Tar Heels Hope Tennis Treatment a Tune-up for Dropped Passes

Carolina coaches served up a solution during the open week
Brett Davis | USA TODAY Sports

After watching receivers drop three certain touchdowns at Georgia Tech and several other easy catches leading up to the open date, Mack Brown did his best to cover for his guys even though he knew the truth.

“I tried to help them the other day in Atlanta and said, ‘It's the sun. Man, the sun's in their eyes,’” he said. “Well, there wasn't any sun. It was shady.”

On a day that Sam Howell completed 33 of 51 pass attempts for 376 yards with four touchdowns, receiver Dazz Newsome took responsibility, admitting Howell’s numbers should have been even better.

“We catch all them balls, that’s another 200 yards,” he said.

Newsome’s ability to finish catches has improved this season after getting contacts, but he’s still dropped a few — just as Dyami Brown, Beau Corrales and Toe Groves all have, sometimes before and after making highlight-reel catches in the same games.

For Brown, there’s no explanation beyond focus.

“I think so,” he said. “They can catch; they're talented.”

For every frustrating drop the Tar Heels have had this season, there's been a spectacular catch like Carl Tucker's touchdown vs. Appalachian State.
For every frustrating drop the Tar Heels have had this season, there's been a spectacular catch like Carl Tucker's touchdown vs. Appalachian State / James Guillory | USA TODAY Sports

Sometimes, drops are contagious, with one mistake leading to the next as the game tightens. It’s a problem that plagued Corrales over his first two seasons at Carolina, finally seeing improvement this season under the guidance of offensive coordinator Phil Longo.

“A lot of times, if I had a drop, I would kind of beat myself up a little too much on it,” he said. “Longo has done a really good job teaching us this, ‘Don’t Blink’ mentality where if something does go wrong, it doesn’t do anyone good to hold your head over it.”

Luckily for the Tar Heels, they took care of business with relative ease in Atlanta, but in any other game, those missed opportunities could mean the difference in contending for the Coastal Division crown and being eliminated in October.

So, when the dropsies popped up during the open week, receivers coach Lonnie Galloway went to work on correcting the issue, spending about 45 minutes after practice tossing tennis balls to his group.

Brown had a friend out for practice that day and he didn’t understand why in the world ACC receivers would spend nearly an hour catching those tiny balls.

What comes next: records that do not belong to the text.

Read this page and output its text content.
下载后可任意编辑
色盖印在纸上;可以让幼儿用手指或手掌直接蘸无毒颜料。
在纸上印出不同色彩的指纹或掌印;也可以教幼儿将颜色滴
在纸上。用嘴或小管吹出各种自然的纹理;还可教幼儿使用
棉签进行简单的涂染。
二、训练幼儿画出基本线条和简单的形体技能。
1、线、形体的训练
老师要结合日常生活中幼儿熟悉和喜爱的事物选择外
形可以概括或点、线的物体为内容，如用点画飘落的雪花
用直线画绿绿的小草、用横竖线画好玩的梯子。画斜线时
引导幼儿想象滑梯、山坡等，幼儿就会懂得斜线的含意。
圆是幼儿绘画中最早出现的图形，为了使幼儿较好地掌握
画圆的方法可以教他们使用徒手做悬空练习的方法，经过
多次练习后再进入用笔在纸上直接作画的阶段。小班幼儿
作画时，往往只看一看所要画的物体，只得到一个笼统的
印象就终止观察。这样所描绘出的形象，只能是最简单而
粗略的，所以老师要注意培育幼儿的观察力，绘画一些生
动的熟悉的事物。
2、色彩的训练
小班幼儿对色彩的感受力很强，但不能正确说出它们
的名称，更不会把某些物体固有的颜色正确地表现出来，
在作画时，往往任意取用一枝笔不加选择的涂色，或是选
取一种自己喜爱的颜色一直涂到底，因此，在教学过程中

“I said, ‘You know when you go to the golf course and they have these little bitty holes, and you're trying to putt in. Then when you see the real hole, it's real big?’ I haven't seen that big hole yet (in) my golf (game), but same thing with football,” Brown said. “Football is huge. If you can catch a tennis ball, and have to focus on that, you ought to be able to catch a football.”

Longo has no doubt his guys are capable of making both the easy and spectacular catches, so it’s up to him and Galloway to ensure they’ve got the focus necessary to do it.

That’s where the tennis balls and a few other drills come in.

“Well the big misnomer is drops are all about whether you have good hands or bad hands, and it’s not,” he said. “It’s eyes and focus; that’s what changes it … it really comes down to receivers focusing in on the ball and finishing the catch. And that’s just discipline; it’s eye discipline, it’s focus on the football.”

No doubt, there were more drops than Longo would have liked at Georgia Tech, but given what he’s gotten from his offense over the past six weeks, he’s optimistic that won’t turn into a trend on Saturday in Blacksburg.

“With this group, when you emphasize something, you get it,” he said. “So, the emphasis has been securing the ball and finishing the catch. So, I would hope that that’s an area we improve on going into the Virginia Tech game.”